La victime, Yann Desjeux, 52 ans, avait pu jeudi répondre à quelques questions du quotidien Sud-Ouest. L'information a été confirmée samedi sur France 3 Bretagne par le ministre de la défense Jean-Yves Le Drian : "Il y a aujourd'hui, à notre connaissance, un Français qui a été tué, malheureusement, et des Français qui ont été libérés." Le corps de la victime a été reconnu et est actuellement en cours de rapatriement sur Alger, a indiqué son entourage familial.

Alors que le département d'Etat américain a également indiqué vendredi soir la mort d'un de ses ressortissants, le sort d'un certain nombre d'otages restait incertain samedi matin. La chaîne de télévision américaine NBC News a pour sa part assuré que deux Américains s'étaient échappés et que le sort de deux autres demeurait inconnu.

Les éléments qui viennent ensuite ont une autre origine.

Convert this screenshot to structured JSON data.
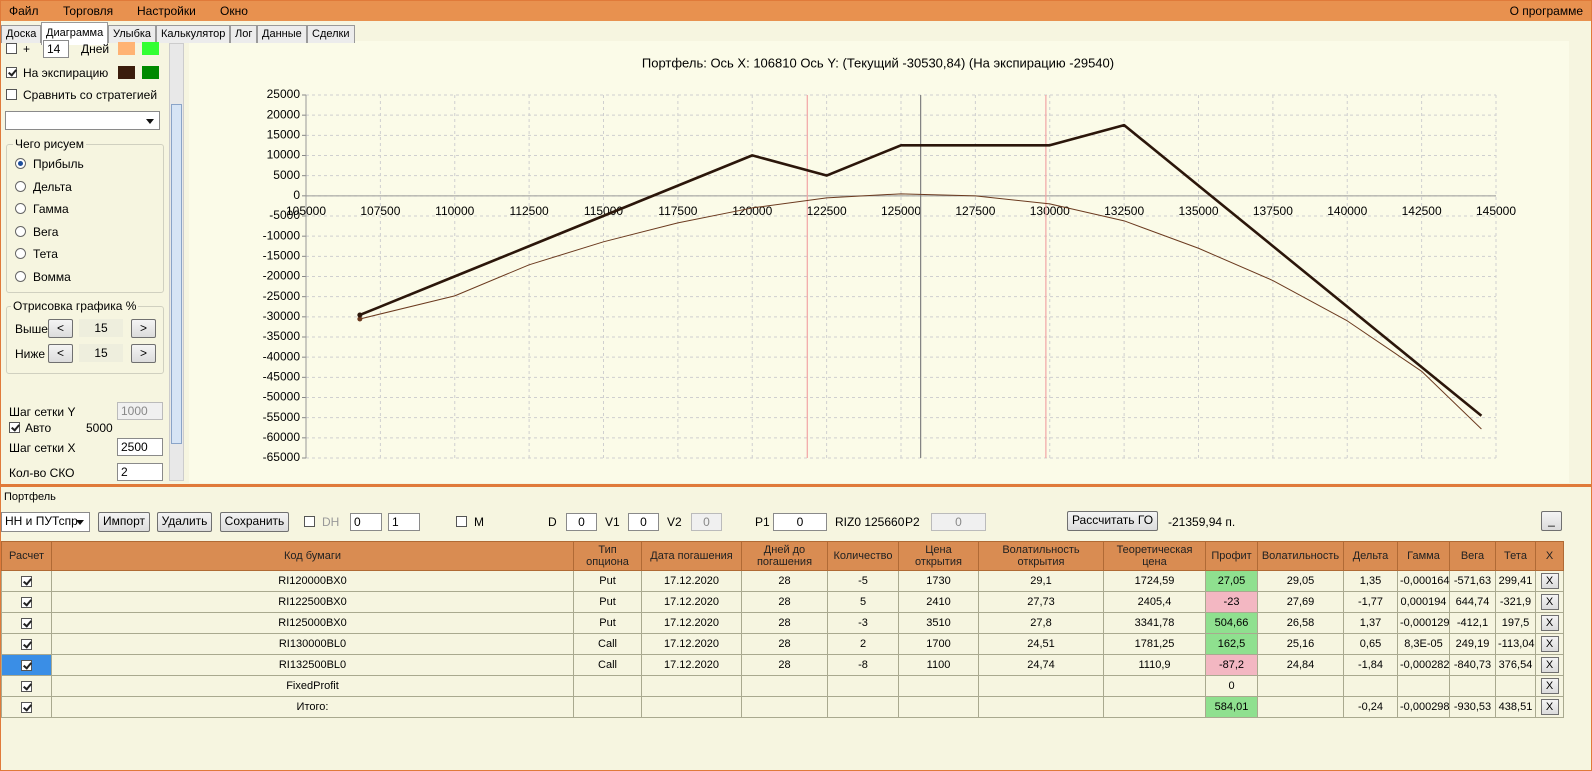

UN COMMANDO INFILTRÉ DEPUIS LE NIGER

Abdoul Rahman, dit "le Nigérien", aurait été à la tête du commando d'une quarantaine de djihadistes qui a perpétré la prise d'otages sur le site de In Amenas, dans le sud-est algérien. | AFP/ANI
Abdoul Rahman, dit "le Nigérien", aurait été à la tête du commando d'une quarantaine de djihadistes qui a perpétré la prise d'otages sur le site de In Amenas, dans le sud-est algérien. | AFP/ANI
Depuis le lancement de l'opération militaire, quatre importants chefs djihadistes participant au commando ont été tués, indique le quotidien algérien El Watan. Il s'agit de Abdelrahmane, dit "le Nigérien", du chef "des fils du Sahara pour la justice islamique ", Lamine Moucheneb, alias Taher, de l' Algérien Abou Al-Baraa et du mauritanien Abdallahi Ould Hmeida. D'après les sources djihadistes citées par ANI, le commando était dirigé par Abdelrahmane, dit "le Nigérien" et est composé d'une quarantaine de personnes originaires d'Algérie, d'Egypte, du Niger, du Tchad, de la Mauritanie, du Mali et du Canada qui se seraient infiltrés en Algérie depuis le Niger.

Citant des sources au sein du groupe des "signataires du sang" de Mokhtar Belmokhtar, commanditaire de la prise d'otages, l'agence ANI a affirmé que ce dernier avait proposé "à la France et à l'Algérie de négocier pour l'arrêt de la guerre livrée par la France" dans le nord du Mali. Mokhtar Belmokhtar, un djihadiste algérien, voulait en outre "échanger les otages américains détenus par son groupe" contre un Egyptien, Omar Abdel-Rahman, et une Pakistanaise, Aafia Siddiqui, emprisonnés aux Etats-Unis à la suite d'accusations liées au terrorisme. "Les Etats-Unis ne négocient pas avec les terroristes", lui a rétorqué le département d'Etat américain.

Le ministre de la défense français, questionné sur la présence éventuelle d'un djihadiste français parmi les preneurs d'otage, a par ailleurs indiqué qu'il ne pouvait "pas assurer que ce djihadiste français, qui s'appellerait Le Guen, soit présent sur le site". "On le saura assez vite", a-t-il ajouté, en précisant que ce djihadiste "n'a pas quitté la France hier: il était au Mali depuis plusieurs semaines".